In Colorado Springs, Sauer had just heard from his Lake Placid contacts that Mark Johnson, the son of then-UW head coach Bob Johnson, scored two goals in Team USA’s 4-3 victory over the much-favored Soviets. When he saw the elder Johnson at the CC-UW game later that night, Sauer made a marked attempt to persuade him to join his son in New York–and therefore abandon the Badgers in Colorado Springs.
“Bob felt he couldn’t leave the team,” Sauer said. “He coached the game [Friday] night, and then Saturday morning got up and flew to Lake Placid. Wisconsin beat Colorado College on Friday night, beat me on Friday night. Saturday night, with Bob off the bench–and I encouraged him to go to Lake Placid–CC beat Wisconsin.”
In spite of the obvious benefits the Miracle on Ice presented to Colorado College hockey, Sauer says he nudged Johnson eastward with only the best intentions in mind. After all, as a member of the committee that selected the 1980 team, Sauer knew better than anybody that the chances of Johnson trading Colorado Springs for Lake Placid that Saturday were slightly slimmer than your average strand of dental floss.
“There was no way [Team USA should have] won the game,” Sauer said. “There was no way we should have even been on the ice with them. An analogy would be like the Wisconsin Badger football team beating the Green Bay Packers.”

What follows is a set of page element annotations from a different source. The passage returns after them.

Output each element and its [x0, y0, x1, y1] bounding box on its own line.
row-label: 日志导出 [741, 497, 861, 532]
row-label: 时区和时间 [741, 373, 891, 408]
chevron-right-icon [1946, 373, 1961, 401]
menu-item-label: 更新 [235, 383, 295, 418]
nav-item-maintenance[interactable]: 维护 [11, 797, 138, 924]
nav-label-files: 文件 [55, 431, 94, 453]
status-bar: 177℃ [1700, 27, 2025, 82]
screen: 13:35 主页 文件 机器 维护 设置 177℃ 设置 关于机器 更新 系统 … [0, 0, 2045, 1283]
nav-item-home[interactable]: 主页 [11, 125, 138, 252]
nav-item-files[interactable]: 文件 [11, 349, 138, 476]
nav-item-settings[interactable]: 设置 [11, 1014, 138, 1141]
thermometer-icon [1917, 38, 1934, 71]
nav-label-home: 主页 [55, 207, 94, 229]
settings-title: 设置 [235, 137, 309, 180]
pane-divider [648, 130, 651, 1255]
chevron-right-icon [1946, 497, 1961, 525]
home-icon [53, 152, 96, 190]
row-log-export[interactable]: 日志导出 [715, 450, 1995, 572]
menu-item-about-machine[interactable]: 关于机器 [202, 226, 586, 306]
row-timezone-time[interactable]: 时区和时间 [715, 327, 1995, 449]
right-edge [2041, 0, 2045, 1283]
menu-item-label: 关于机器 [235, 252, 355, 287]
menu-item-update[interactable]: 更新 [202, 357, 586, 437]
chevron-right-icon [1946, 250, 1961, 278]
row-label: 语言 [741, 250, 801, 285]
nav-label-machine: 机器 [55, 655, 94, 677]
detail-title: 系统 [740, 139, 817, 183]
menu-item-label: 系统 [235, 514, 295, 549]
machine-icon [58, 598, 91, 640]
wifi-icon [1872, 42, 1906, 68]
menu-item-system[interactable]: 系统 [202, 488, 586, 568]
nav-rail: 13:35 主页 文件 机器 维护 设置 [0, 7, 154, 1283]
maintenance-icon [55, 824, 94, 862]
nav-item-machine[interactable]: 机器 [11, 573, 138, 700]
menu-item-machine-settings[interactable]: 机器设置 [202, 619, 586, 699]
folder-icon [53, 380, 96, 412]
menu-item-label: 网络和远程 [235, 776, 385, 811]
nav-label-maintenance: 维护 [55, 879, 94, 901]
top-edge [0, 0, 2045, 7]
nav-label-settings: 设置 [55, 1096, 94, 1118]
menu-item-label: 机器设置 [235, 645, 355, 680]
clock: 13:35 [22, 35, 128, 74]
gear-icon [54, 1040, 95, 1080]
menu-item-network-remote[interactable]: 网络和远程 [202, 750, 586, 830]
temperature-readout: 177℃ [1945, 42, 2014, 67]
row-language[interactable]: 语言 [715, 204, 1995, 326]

Sauer’s analogy, however, doesn’t wholly fit. For if the “powers that be” ever staged a Badger-Packer exhibition, some Wisconsin TV station would undoubtedly see fit to produce a live telecast. Not so for the 1980 Olympics: the USA-USSR match only appeared on national tape-delay hours after the final horn. And despite Al Michaels’ “Do you believe in miracles?” melodrama, Sauer says the crowd in Colorado already knew the outcome.

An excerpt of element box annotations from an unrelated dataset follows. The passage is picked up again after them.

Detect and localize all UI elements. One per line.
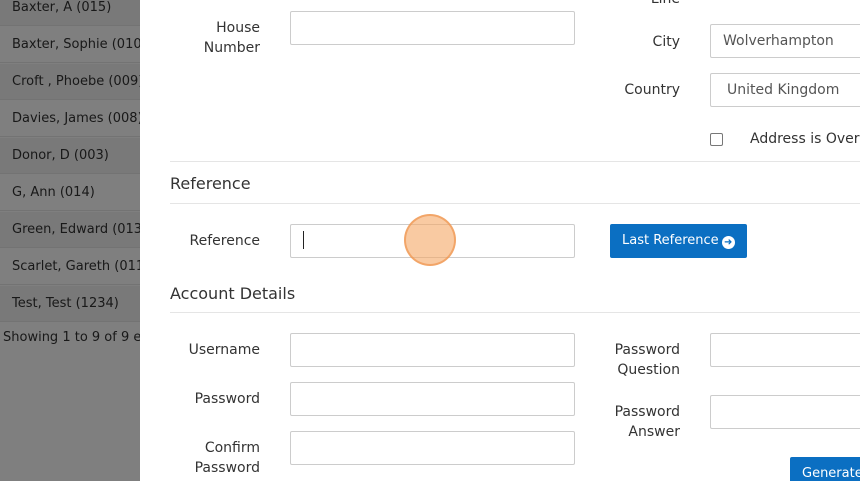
username-input[interactable] xyxy=(290,333,575,367)
edit-donor-modal: House Number Line City Country Address i… xyxy=(140,0,860,481)
password-answer-input[interactable] xyxy=(710,395,860,429)
section-divider xyxy=(170,203,860,204)
last-reference-label: Last Reference xyxy=(622,233,719,248)
confirm-password-input[interactable] xyxy=(290,431,575,465)
city-input[interactable] xyxy=(710,24,860,58)
country-label: Country xyxy=(624,82,680,98)
reference-label: Reference xyxy=(189,233,261,249)
address-overseas-label: Address is Overse xyxy=(750,131,860,147)
password-input[interactable] xyxy=(290,382,575,416)
city-label: City xyxy=(652,34,680,50)
address-overseas-checkbox[interactable] xyxy=(710,133,723,146)
section-divider xyxy=(170,312,860,313)
username-label: Username xyxy=(188,342,260,358)
confirm-password-label: Confirm Password xyxy=(194,440,260,476)
password-label: Password xyxy=(194,391,260,407)
password-question-label: Password Question xyxy=(614,342,680,378)
house-number-input[interactable] xyxy=(290,11,575,45)
section-divider xyxy=(170,161,860,162)
address-line-label: Line xyxy=(580,0,680,9)
country-select[interactable] xyxy=(710,73,860,107)
house-number-label: House Number xyxy=(203,20,260,56)
click-indicator xyxy=(404,214,456,266)
generate-button[interactable]: Generate xyxy=(790,457,860,481)
arrow-right-circle-icon: ➜ xyxy=(721,236,735,249)
last-reference-button[interactable]: Last Reference ➜ xyxy=(610,224,747,258)
text-cursor xyxy=(303,231,304,249)
reference-section-title: Reference xyxy=(170,174,251,193)
password-answer-label: Password Answer xyxy=(614,404,680,440)
password-question-input[interactable] xyxy=(710,333,860,367)
account-section-title: Account Details xyxy=(170,284,296,303)
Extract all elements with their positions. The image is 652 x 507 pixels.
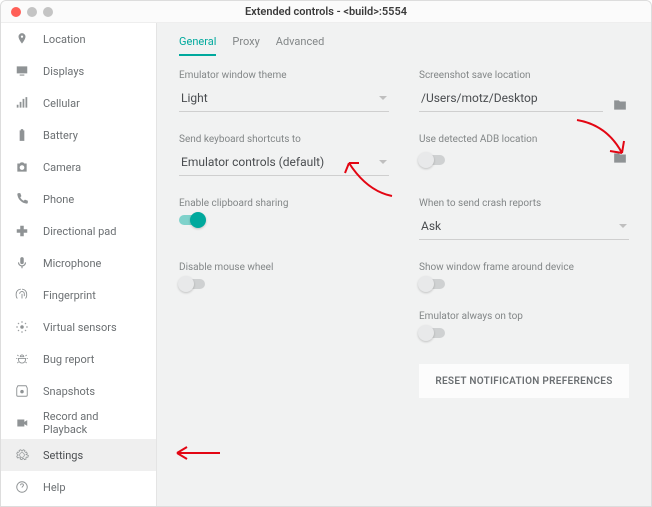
field-crash-reports: When to send crash reports Ask <box>419 198 629 240</box>
sidebar-item-label: Cellular <box>43 97 80 110</box>
sidebar-item-battery[interactable]: Battery <box>1 119 156 151</box>
field-always-on-top: Emulator always on top <box>419 311 629 338</box>
tab-proxy[interactable]: Proxy <box>232 35 259 56</box>
folder-icon[interactable] <box>611 151 629 165</box>
window-body: Location Displays Cellular Battery Camera Pho… <box>1 23 651 506</box>
sidebar-item-camera[interactable]: Camera <box>1 151 156 183</box>
field-label: Disable mouse wheel <box>179 262 389 273</box>
help-icon <box>15 480 29 494</box>
sidebar-item-displays[interactable]: Displays <box>1 55 156 87</box>
window-title: Extended controls - <build>:5554 <box>1 5 651 18</box>
tab-general[interactable]: General <box>179 35 216 56</box>
tab-advanced[interactable]: Advanced <box>276 35 324 56</box>
select-value: Ask <box>421 219 441 233</box>
chevron-down-icon <box>619 224 627 228</box>
location-icon <box>15 32 29 46</box>
sidebar-item-microphone[interactable]: Microphone <box>1 247 156 279</box>
cellular-icon <box>15 96 29 110</box>
extended-controls-window: Extended controls - <build>:5554 Locatio… <box>0 0 652 507</box>
sidebar-item-label: Snapshots <box>43 385 95 398</box>
battery-icon <box>15 128 29 142</box>
mouse-wheel-toggle[interactable] <box>179 279 205 289</box>
sidebar-item-label: Battery <box>43 129 78 142</box>
sidebar-item-label: Bug report <box>43 353 94 366</box>
always-on-top-toggle[interactable] <box>419 328 445 338</box>
bug-icon <box>15 352 29 366</box>
chevron-down-icon <box>379 96 387 100</box>
field-adb-location: Use detected ADB location <box>419 134 629 176</box>
sidebar-item-label: Fingerprint <box>43 289 96 302</box>
field-label: Emulator window theme <box>179 70 389 81</box>
sidebar-item-label: Directional pad <box>43 225 116 238</box>
shortcuts-select[interactable]: Emulator controls (default) <box>179 151 389 176</box>
sidebar-item-label: Phone <box>43 193 74 206</box>
fingerprint-icon <box>15 288 29 302</box>
sidebar-item-location[interactable]: Location <box>1 23 156 55</box>
clipboard-toggle[interactable] <box>179 215 205 225</box>
displays-icon <box>15 64 29 78</box>
sidebar-item-label: Microphone <box>43 257 101 270</box>
record-icon <box>15 416 29 430</box>
sidebar-item-record-and-playback[interactable]: Record and Playback <box>1 407 156 439</box>
field-window-frame: Show window frame around device <box>419 262 629 289</box>
sidebar-item-fingerprint[interactable]: Fingerprint <box>1 279 156 311</box>
field-mouse-wheel: Disable mouse wheel <box>179 262 389 289</box>
field-label: Enable clipboard sharing <box>179 198 389 209</box>
reset-wrap: RESET NOTIFICATION PREFERENCES <box>419 364 629 398</box>
sidebar-item-label: Location <box>43 33 86 46</box>
field-label: Screenshot save location <box>419 70 629 81</box>
settings-grid: Emulator window theme Light Screenshot s… <box>179 70 629 398</box>
field-label: Emulator always on top <box>419 311 629 322</box>
phone-icon <box>15 192 29 206</box>
annotation-arrow <box>165 438 225 468</box>
crash-select[interactable]: Ask <box>419 215 629 240</box>
sidebar-item-snapshots[interactable]: Snapshots <box>1 375 156 407</box>
spacer <box>179 360 389 398</box>
sidebar-item-virtual-sensors[interactable]: Virtual sensors <box>1 311 156 343</box>
sidebar-item-label: Record and Playback <box>43 410 142 436</box>
sidebar-item-label: Camera <box>43 161 81 174</box>
sidebar-item-label: Settings <box>43 449 83 462</box>
camera-icon <box>15 160 29 174</box>
snapshot-icon <box>15 384 29 398</box>
screenshot-path-input[interactable]: /Users/motz/Desktop <box>419 87 603 112</box>
reset-notification-preferences-button[interactable]: RESET NOTIFICATION PREFERENCES <box>419 364 629 398</box>
adb-toggle[interactable] <box>419 155 445 165</box>
settings-panel: General Proxy Advanced Emulator window the… <box>157 23 651 506</box>
spacer <box>179 311 389 338</box>
sidebar-item-phone[interactable]: Phone <box>1 183 156 215</box>
sidebar-item-label: Help <box>43 481 66 494</box>
field-label: When to send crash reports <box>419 198 629 209</box>
sensors-icon <box>15 320 29 334</box>
sidebar-item-cellular[interactable]: Cellular <box>1 87 156 119</box>
field-emulator-theme: Emulator window theme Light <box>179 70 389 112</box>
select-value: Emulator controls (default) <box>181 155 324 169</box>
select-value: Light <box>181 91 208 105</box>
sidebar-item-label: Displays <box>43 65 84 78</box>
sidebar-item-label: Virtual sensors <box>43 321 117 334</box>
tabs: General Proxy Advanced <box>179 35 629 56</box>
field-label: Send keyboard shortcuts to <box>179 134 389 145</box>
sidebar-item-bug-report[interactable]: Bug report <box>1 343 156 375</box>
mic-icon <box>15 256 29 270</box>
window-frame-toggle[interactable] <box>419 279 445 289</box>
settings-icon <box>15 448 29 462</box>
sidebar-item-help[interactable]: Help <box>1 471 156 503</box>
sidebar-item-directional-pad[interactable]: Directional pad <box>1 215 156 247</box>
chevron-down-icon <box>379 160 387 164</box>
dpad-icon <box>15 224 29 238</box>
field-clipboard-sharing: Enable clipboard sharing <box>179 198 389 240</box>
field-label: Show window frame around device <box>419 262 629 273</box>
sidebar: Location Displays Cellular Battery Camera Pho… <box>1 23 157 506</box>
titlebar: Extended controls - <build>:5554 <box>1 1 651 23</box>
sidebar-item-settings[interactable]: Settings <box>1 439 156 471</box>
input-value: /Users/motz/Desktop <box>421 91 538 105</box>
folder-icon[interactable] <box>611 98 629 112</box>
field-keyboard-shortcuts: Send keyboard shortcuts to Emulator cont… <box>179 134 389 176</box>
field-label: Use detected ADB location <box>419 134 629 145</box>
theme-select[interactable]: Light <box>179 87 389 112</box>
field-screenshot-location: Screenshot save location /Users/motz/Des… <box>419 70 629 112</box>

“In Colorado Springs, for an example, the TV broadcast of the game didn’t even start until eight o’clock at night,” Sauer said. “And the game had been over for four or five hours. I guess the feeling that was in the rink in Colorado was, ?We gotta watch this, because we don’t believe it happened.'”
Twenty-two years of mythmakers have also skewed the game’s overall importance in those Olympics’ medal standings. Although the Americans celebrated their win as if they’d won the gold, the victory over the Soviets didn’t even assure the USA of a bronze. Because of the ice-hockey tournament’s complicated points system, Team USA would have finished out of the medals if it had lost to Finland on Sunday. The Americans actually trailed 2-1 going into the third period that Sunday morning, then scored three goals in the final period to clinch USA hockey’s first gold medal since 1960. But the game against the USSR–a semifinal match–still represents the pinnacle of USA hockey.
“Like your life the day that the Challenger blew up and Sept. 11, that’s going to be something ingrained in your memory for the rest of your life,” Sauer said. “For me, it’s Kennedy’s assassination, the ’80 game, the Challenger and Sept. 11. Those are days that you know exactly where you were, what you were eating, what you were doing.”